Cryoglobulins and pyroglobulins: An overview

1986 
Cryoglobulins are serum proteins with heterogeneous etiopathogenetic and immunochemical properties. What they have in common is temperature-dependent insolubility, in that at temperatures below 37 °C (often around 4 °C) they precipitate, and then redissolve at 37 °C. When the etiopathogenesis of the cryoglobulinemia is unknown, which is true for many patients, the condition is calledidiopathic oressential cryoglobulinemia, whereas it is termed secondary whenever it appears to be associated with one of several diseases. Cryoglobulinemia has indeed been found in patients with lymphoproliferative and autoimmune disorders, liver diseases, infectious (viral, bacterial, fungal and parasitic) diseases, and so on. Cryoglobulins are usually classified according to their immunochemical properties as single-type monoclonal, mixtures of a monoclonal Ig with non-immunoglobulin material (DNA, lipoprotein, complement), mixed with one monoclonal Ig or mixed polyclonal, in which constitutive Ig fractions are polyclonal. As compared with normal Ig, cryoimmunoglobulins have sometimes been found to exhibit a peculiar amino acid structure of their heavy chains, less often of their light chains as well, and to have a lower carbohydrate content. Such structural abnormalities may contribute to their loss of solubility at low temperatures, possibly associated to the steric changes induced by the low temperature, causing the precipitate to form. The most common clinical features of cryoglobulins are correlated with vasculitis in the various organs and sometimes with increased viscosity of the plasma. Signs and symptoms include purpura, ulcers of the extremities, arthralgia, proteinuria, hepatic damage, abdominal pain, congestive heart failure, mental confusion, oligo-anuria, hemorrhagic diathesis, and coma. Pyroglobulins are also serum proteins with temperature-dependent insolubility.
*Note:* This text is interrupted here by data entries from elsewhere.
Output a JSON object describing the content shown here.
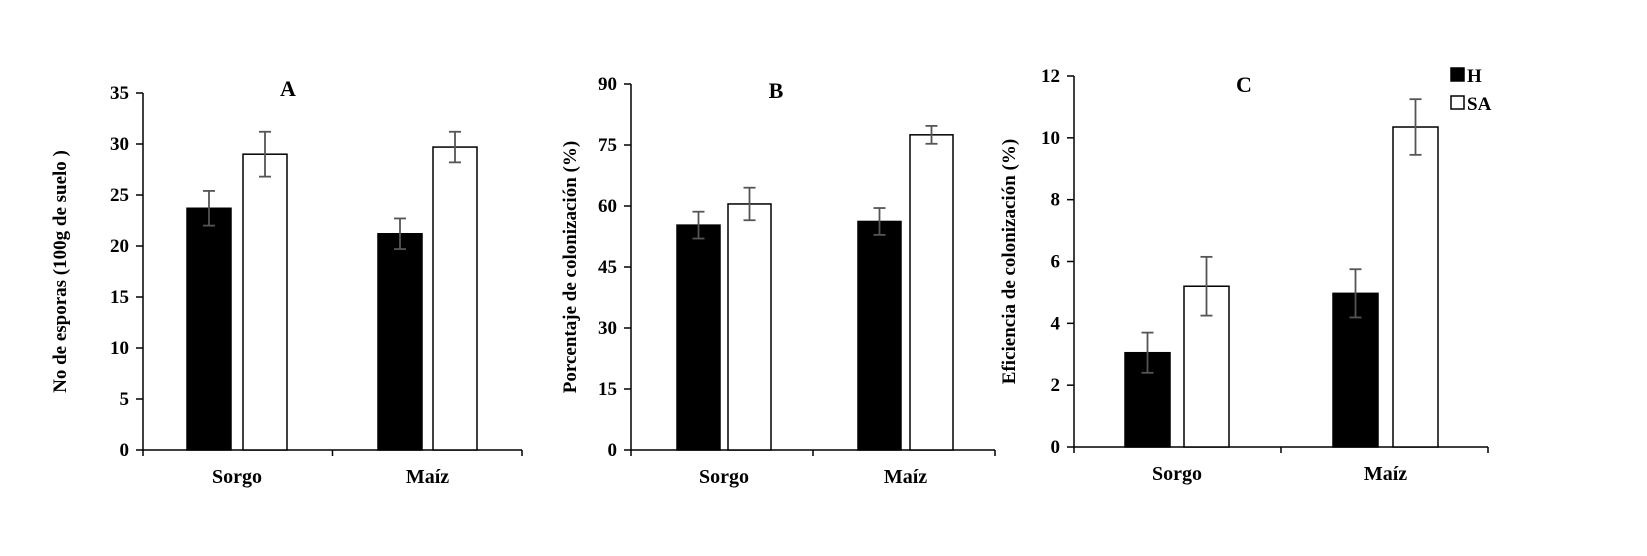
{
  "legend": [
    {
      "label": "H",
      "color": "#000000"
    },
    {
      "label": "SA",
      "color": "#ffffff"
    }
  ],
  "chart_data": [
    {
      "type": "bar",
      "title": "A",
      "ylabel": "No de esporas (100g de suelo )",
      "xlabel": "",
      "categories": [
        "Sorgo",
        "Maíz"
      ],
      "ylim": [
        0,
        35
      ],
      "yticks": [
        0,
        5,
        10,
        15,
        20,
        25,
        30,
        35
      ],
      "series": [
        {
          "name": "H",
          "color": "#000000",
          "values": [
            23.7,
            21.2
          ],
          "errors": [
            1.7,
            1.5
          ]
        },
        {
          "name": "SA",
          "color": "#ffffff",
          "values": [
            29.0,
            29.7
          ],
          "errors": [
            2.2,
            1.5
          ]
        }
      ]
    },
    {
      "type": "bar",
      "title": "B",
      "ylabel": "Porcentaje de colonización (%)",
      "xlabel": "",
      "categories": [
        "Sorgo",
        "Maíz"
      ],
      "ylim": [
        0,
        90
      ],
      "yticks": [
        0,
        15,
        30,
        45,
        60,
        75,
        90
      ],
      "series": [
        {
          "name": "H",
          "color": "#000000",
          "values": [
            55.3,
            56.2
          ],
          "errors": [
            3.3,
            3.3
          ]
        },
        {
          "name": "SA",
          "color": "#ffffff",
          "values": [
            60.5,
            77.5
          ],
          "errors": [
            4.0,
            2.2
          ]
        }
      ]
    },
    {
      "type": "bar",
      "title": "C",
      "ylabel": "Eficiencia de colonización (%)",
      "xlabel": "",
      "categories": [
        "Sorgo",
        "Maíz"
      ],
      "ylim": [
        0,
        12
      ],
      "yticks": [
        0,
        2,
        4,
        6,
        8,
        10,
        12
      ],
      "series": [
        {
          "name": "H",
          "color": "#000000",
          "values": [
            3.05,
            4.97
          ],
          "errors": [
            0.65,
            0.78
          ]
        },
        {
          "name": "SA",
          "color": "#ffffff",
          "values": [
            5.2,
            10.35
          ],
          "errors": [
            0.95,
            0.9
          ]
        }
      ]
    }
  ]
}
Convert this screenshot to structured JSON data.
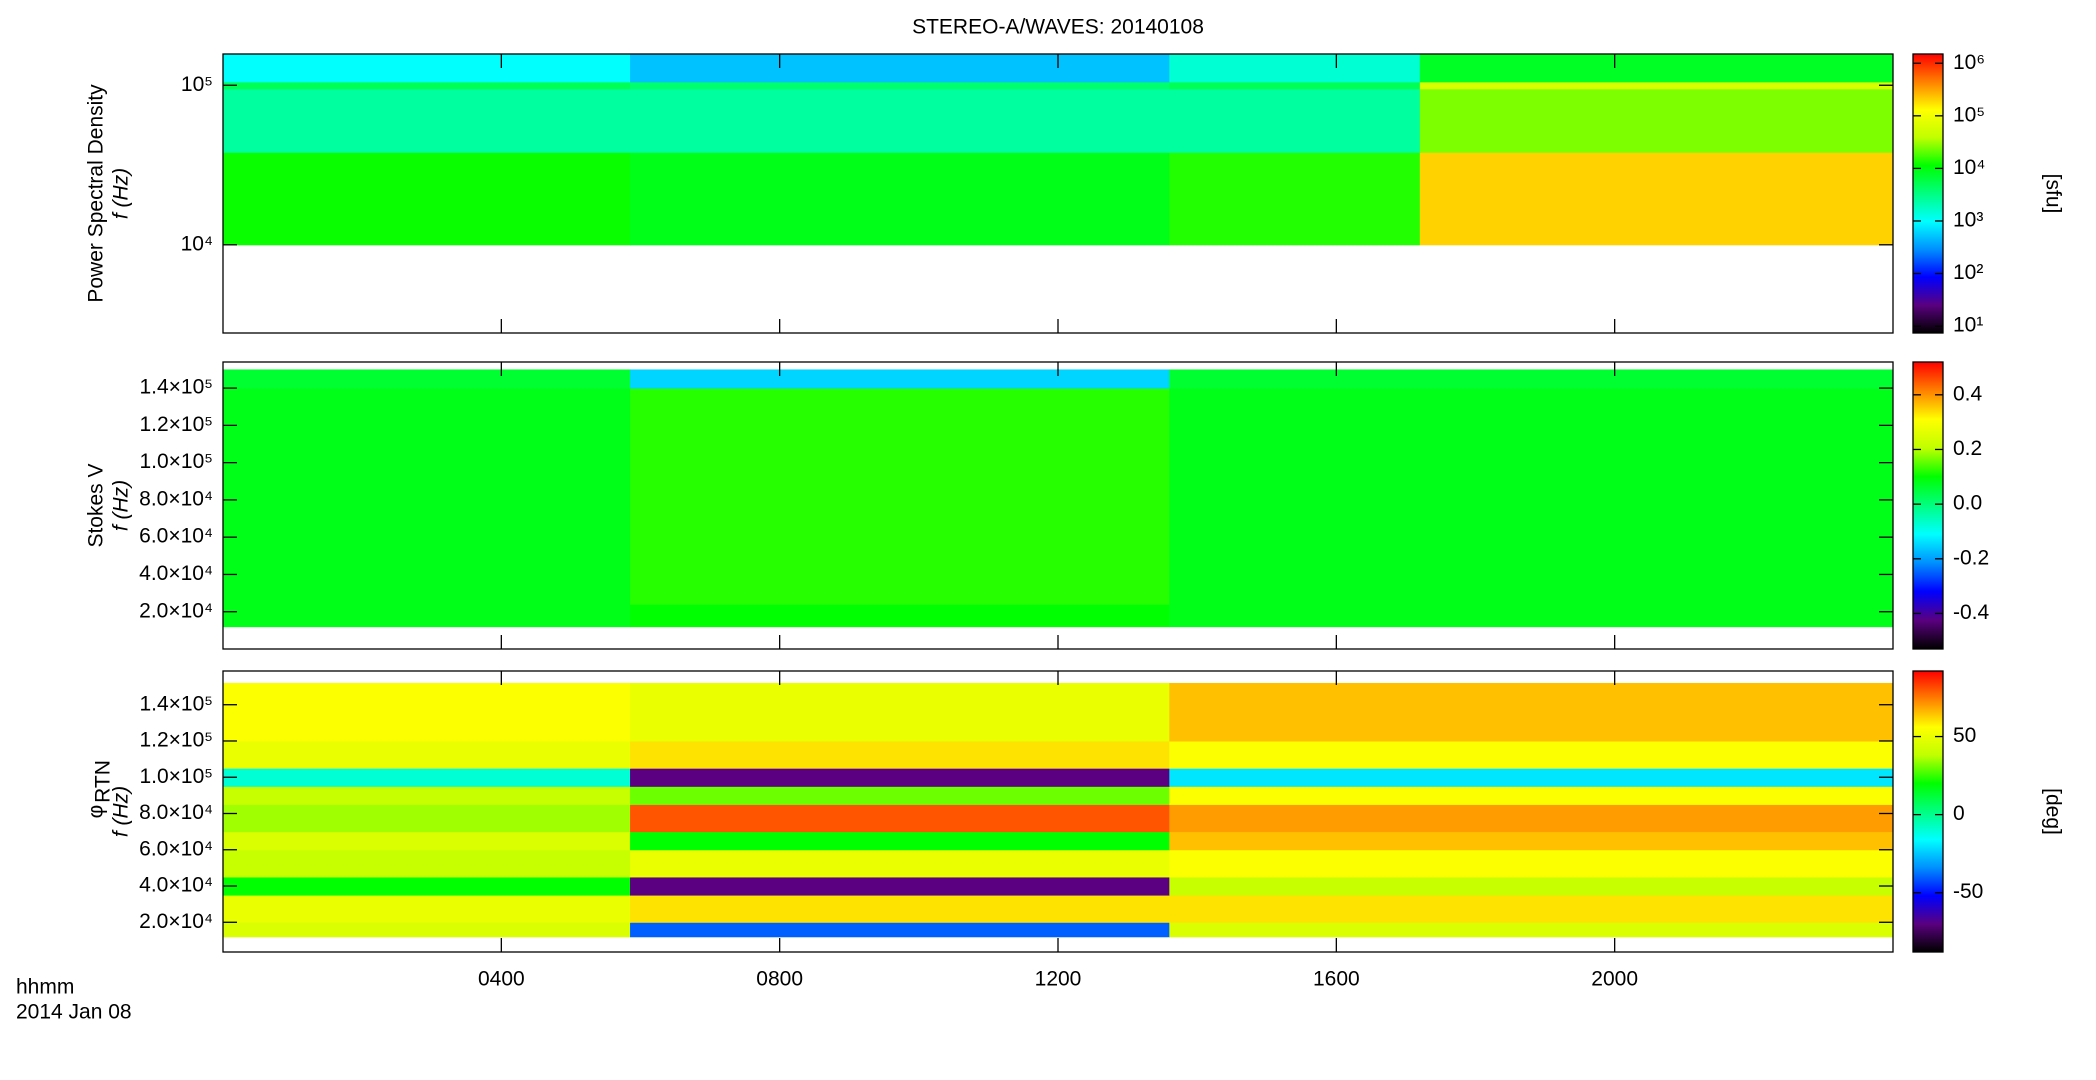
{
  "chart_data": [
    {
      "type": "heatmap",
      "title": "STEREO-A/WAVES: 20140108",
      "ylabel": [
        "Power Spectral Density",
        "f (Hz)"
      ],
      "xlim": [
        0,
        24
      ],
      "xticks": [
        4,
        8,
        12,
        16,
        20
      ],
      "ylog": true,
      "ylim": [
        2800,
        157000
      ],
      "yticks": [
        {
          "value": 10000,
          "label": "10⁴"
        },
        {
          "value": 100000,
          "label": "10⁵"
        }
      ],
      "x_edges": [
        0,
        5.85,
        13.6,
        17.2,
        24
      ],
      "y_edges": [
        10000,
        38000,
        95000,
        105000,
        157000
      ],
      "z": [
        [
          12000,
          9000,
          14000,
          200000
        ],
        [
          2500,
          2500,
          2500,
          25000
        ],
        [
          5000,
          4000,
          5000,
          60000
        ],
        [
          1000,
          500,
          1500,
          8000
        ]
      ],
      "zlog": true,
      "zlim": [
        7.4,
        1500000
      ],
      "zticks": [
        {
          "value": 10,
          "label": "10¹"
        },
        {
          "value": 100,
          "label": "10²"
        },
        {
          "value": 1000,
          "label": "10³"
        },
        {
          "value": 10000,
          "label": "10⁴"
        },
        {
          "value": 100000,
          "label": "10⁵"
        },
        {
          "value": 1000000,
          "label": "10⁶"
        }
      ],
      "zlabel": "[sfu]",
      "colormap": [
        "#000000",
        "#5a0080",
        "#0000ff",
        "#0090ff",
        "#00ffff",
        "#00ff80",
        "#00ff00",
        "#c0ff00",
        "#ffff00",
        "#ff8000",
        "#ff0000"
      ]
    },
    {
      "type": "heatmap",
      "ylabel": [
        "Stokes V",
        "f (Hz)"
      ],
      "xlim": [
        0,
        24
      ],
      "xticks": [
        4,
        8,
        12,
        16,
        20
      ],
      "ylog": false,
      "ylim": [
        0,
        154000
      ],
      "yticks": [
        {
          "value": 20000,
          "label": "2.0×10⁴"
        },
        {
          "value": 40000,
          "label": "4.0×10⁴"
        },
        {
          "value": 60000,
          "label": "6.0×10⁴"
        },
        {
          "value": 80000,
          "label": "8.0×10⁴"
        },
        {
          "value": 100000,
          "label": "1.0×10⁵"
        },
        {
          "value": 120000,
          "label": "1.2×10⁵"
        },
        {
          "value": 140000,
          "label": "1.4×10⁵"
        }
      ],
      "x_edges": [
        0,
        5.85,
        13.6,
        24
      ],
      "y_edges": [
        12000,
        24000,
        140000,
        150000
      ],
      "z": [
        [
          0.08,
          0.1,
          0.08
        ],
        [
          0.08,
          0.12,
          0.08
        ],
        [
          0.06,
          -0.15,
          0.06
        ]
      ],
      "zlog": false,
      "zlim": [
        -0.53,
        0.52
      ],
      "zticks": [
        -0.4,
        -0.2,
        {
          "value": 0,
          "label": "0.0"
        },
        0.2,
        0.4
      ],
      "colormap": [
        "#000000",
        "#5a0080",
        "#0000ff",
        "#0090ff",
        "#00ffff",
        "#00ff80",
        "#00ff00",
        "#c0ff00",
        "#ffff00",
        "#ff8000",
        "#ff0000"
      ]
    },
    {
      "type": "heatmap",
      "ylabel": [
        "φ",
        "f (Hz)"
      ],
      "ylabel_sub": "RTN",
      "xlim": [
        0,
        24
      ],
      "xticks": [
        {
          "value": 4,
          "label": "0400"
        },
        {
          "value": 8,
          "label": "0800"
        },
        {
          "value": 12,
          "label": "1200"
        },
        {
          "value": 16,
          "label": "1600"
        },
        {
          "value": 20,
          "label": "2000"
        }
      ],
      "xlabel": "hhmm",
      "date": "2014 Jan 08",
      "ylog": false,
      "ylim": [
        3600,
        158600
      ],
      "yticks": [
        {
          "value": 20000,
          "label": "2.0×10⁴"
        },
        {
          "value": 40000,
          "label": "4.0×10⁴"
        },
        {
          "value": 60000,
          "label": "6.0×10⁴"
        },
        {
          "value": 80000,
          "label": "8.0×10⁴"
        },
        {
          "value": 100000,
          "label": "1.0×10⁵"
        },
        {
          "value": 120000,
          "label": "1.2×10⁵"
        },
        {
          "value": 140000,
          "label": "1.4×10⁵"
        }
      ],
      "x_edges": [
        0,
        5.85,
        13.6,
        24
      ],
      "y_edges": [
        12000,
        20000,
        35000,
        45000,
        60000,
        70000,
        85000,
        95000,
        105000,
        120000,
        152000
      ],
      "z": [
        [
          45,
          -40,
          45
        ],
        [
          50,
          60,
          60
        ],
        [
          20,
          -70,
          40
        ],
        [
          40,
          50,
          55
        ],
        [
          45,
          20,
          65
        ],
        [
          35,
          80,
          70
        ],
        [
          40,
          30,
          55
        ],
        [
          -10,
          -70,
          -20
        ],
        [
          50,
          60,
          55
        ],
        [
          55,
          50,
          65
        ]
      ],
      "zlog": false,
      "zlim": [
        -88,
        92
      ],
      "zticks": [
        -50,
        0,
        50
      ],
      "zlabel": "[deg]",
      "colormap": [
        "#000000",
        "#5a0080",
        "#0000ff",
        "#0090ff",
        "#00ffff",
        "#00ff80",
        "#00ff00",
        "#c0ff00",
        "#ffff00",
        "#ff8000",
        "#ff0000"
      ]
    }
  ]
}
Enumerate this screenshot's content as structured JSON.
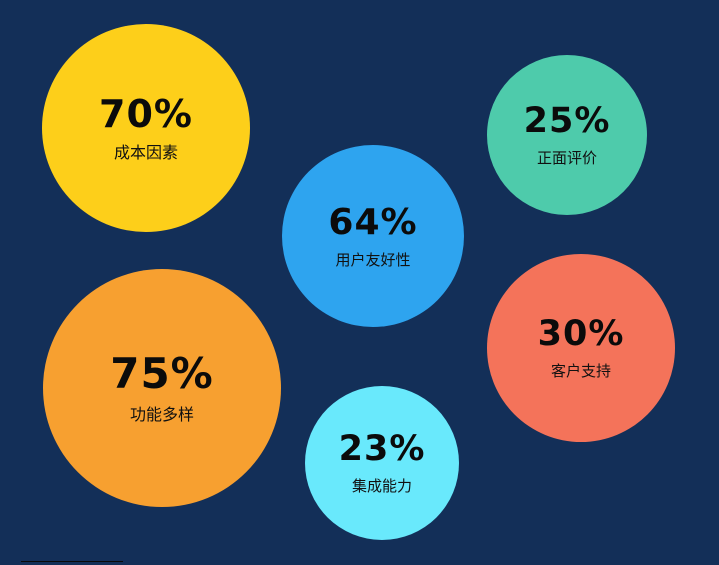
{
  "chart_data": {
    "type": "bubble",
    "title": "",
    "items": [
      {
        "key": "cost",
        "value": 70,
        "label_value": "70%",
        "label": "成本因素",
        "color": "#fdcf1a"
      },
      {
        "key": "positive",
        "value": 25,
        "label_value": "25%",
        "label": "正面评价",
        "color": "#4ecbab"
      },
      {
        "key": "usability",
        "value": 64,
        "label_value": "64%",
        "label": "用户友好性",
        "color": "#2ea4ef"
      },
      {
        "key": "support",
        "value": 30,
        "label_value": "30%",
        "label": "客户支持",
        "color": "#f4735a"
      },
      {
        "key": "features",
        "value": 75,
        "label_value": "75%",
        "label": "功能多样",
        "color": "#f7a030"
      },
      {
        "key": "integration",
        "value": 23,
        "label_value": "23%",
        "label": "集成能力",
        "color": "#69e9fc"
      }
    ]
  }
}
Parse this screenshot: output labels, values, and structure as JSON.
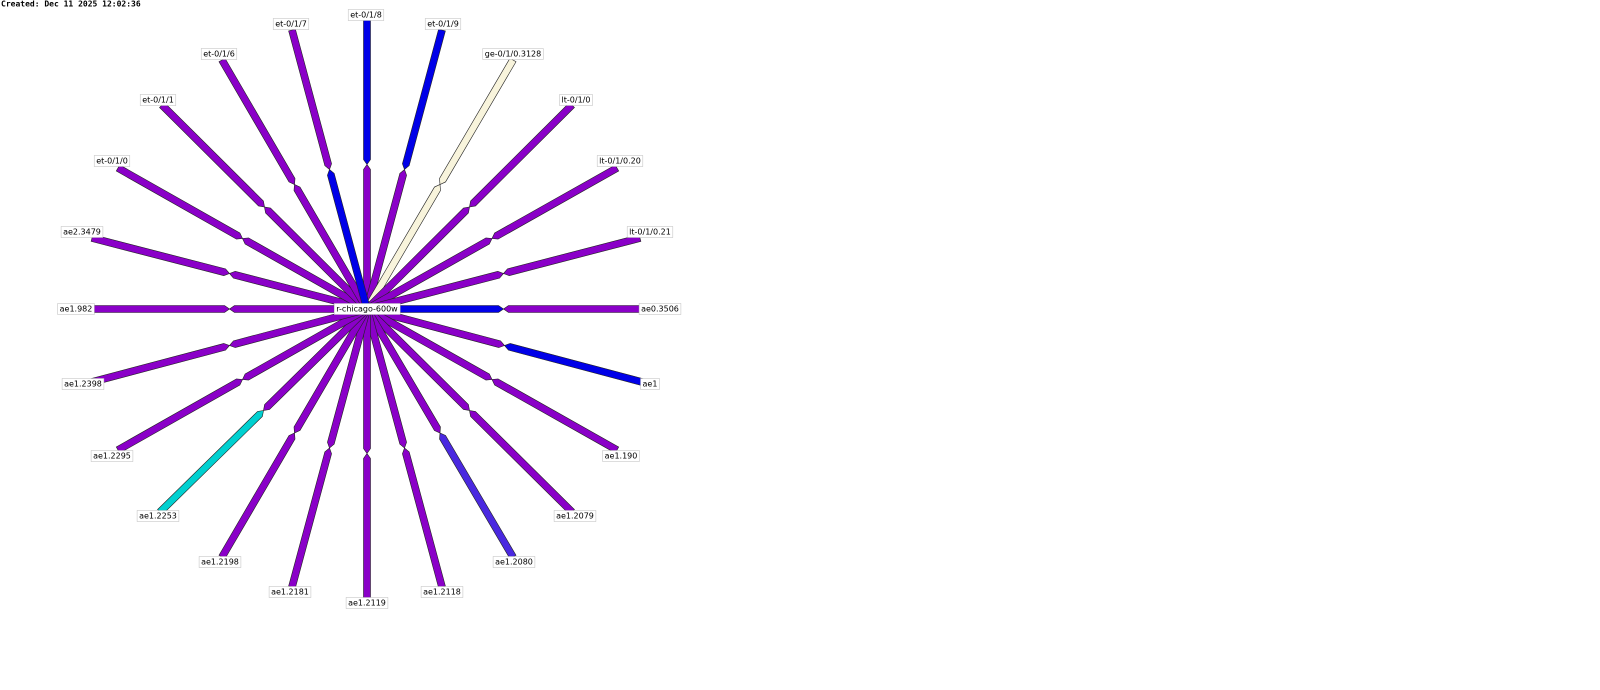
{
  "created": "Created: Dec 11 2025 12:02:36",
  "center": {
    "label": "r-chicago-600w"
  },
  "nodes": [
    {
      "label": "et-0/1/8",
      "color_outer": "#0000e8",
      "color_inner": "#8a00c8"
    },
    {
      "label": "et-0/1/9",
      "color_outer": "#0000e8",
      "color_inner": "#8a00c8"
    },
    {
      "label": "ge-0/1/0.3128",
      "color_outer": "#f8f4dc",
      "color_inner": "#f8f4dc"
    },
    {
      "label": "lt-0/1/0",
      "color_outer": "#8a00c8",
      "color_inner": "#8a00c8"
    },
    {
      "label": "lt-0/1/0.20",
      "color_outer": "#8a00c8",
      "color_inner": "#8a00c8"
    },
    {
      "label": "lt-0/1/0.21",
      "color_outer": "#8a00c8",
      "color_inner": "#8a00c8"
    },
    {
      "label": "ae0.3506",
      "color_outer": "#8a00c8",
      "color_inner": "#0000e8"
    },
    {
      "label": "ae1",
      "color_outer": "#0000e8",
      "color_inner": "#8a00c8"
    },
    {
      "label": "ae1.190",
      "color_outer": "#8a00c8",
      "color_inner": "#8a00c8"
    },
    {
      "label": "ae1.2079",
      "color_outer": "#8a00c8",
      "color_inner": "#8a00c8"
    },
    {
      "label": "ae1.2080",
      "color_outer": "#4a28e0",
      "color_inner": "#8a00c8"
    },
    {
      "label": "ae1.2118",
      "color_outer": "#8a00c8",
      "color_inner": "#8a00c8"
    },
    {
      "label": "ae1.2119",
      "color_outer": "#8a00c8",
      "color_inner": "#8a00c8"
    },
    {
      "label": "ae1.2181",
      "color_outer": "#8a00c8",
      "color_inner": "#8a00c8"
    },
    {
      "label": "ae1.2198",
      "color_outer": "#8a00c8",
      "color_inner": "#8a00c8"
    },
    {
      "label": "ae1.2253",
      "color_outer": "#00d0d0",
      "color_inner": "#8a00c8"
    },
    {
      "label": "ae1.2295",
      "color_outer": "#8a00c8",
      "color_inner": "#8a00c8"
    },
    {
      "label": "ae1.2398",
      "color_outer": "#8a00c8",
      "color_inner": "#8a00c8"
    },
    {
      "label": "ae1.982",
      "color_outer": "#8a00c8",
      "color_inner": "#8a00c8"
    },
    {
      "label": "ae2.3479",
      "color_outer": "#8a00c8",
      "color_inner": "#8a00c8"
    },
    {
      "label": "et-0/1/0",
      "color_outer": "#8a00c8",
      "color_inner": "#8a00c8"
    },
    {
      "label": "et-0/1/1",
      "color_outer": "#8a00c8",
      "color_inner": "#8a00c8"
    },
    {
      "label": "et-0/1/6",
      "color_outer": "#8a00c8",
      "color_inner": "#8a00c8"
    },
    {
      "label": "et-0/1/7",
      "color_outer": "#8a00c8",
      "color_inner": "#0000e8"
    }
  ]
}
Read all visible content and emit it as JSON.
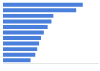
{
  "chart_data": {
    "type": "bar",
    "orientation": "horizontal",
    "categories": [
      null,
      null,
      null,
      null,
      null,
      null,
      null,
      null,
      null,
      null,
      null
    ],
    "values": [
      84,
      77,
      53,
      51,
      47,
      43,
      40,
      38,
      36,
      34,
      29
    ],
    "color": "#4a80dc",
    "xlim": [
      0,
      100
    ],
    "grid": false,
    "tick_labels": false
  }
}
However, although they precipitate out of serum heated at 56 °C for half an hour, they do not resolubilize when the serum is returned to 37 °C. Pyroglobulins have been mainly found in patients with lymphoproliferative diseases (especially Waldenstrom’s macroglobulinemia, with or without cryoglobulinemia), systemic lupus erythematosus, and neoplasia. So far, only single monoclonal IgG, IgM or IgA pyroglobulins have been described. Since they precipitate only at 56 °C, pyroglobulins do not cause clinical symptoms and they are usually discovered by chance.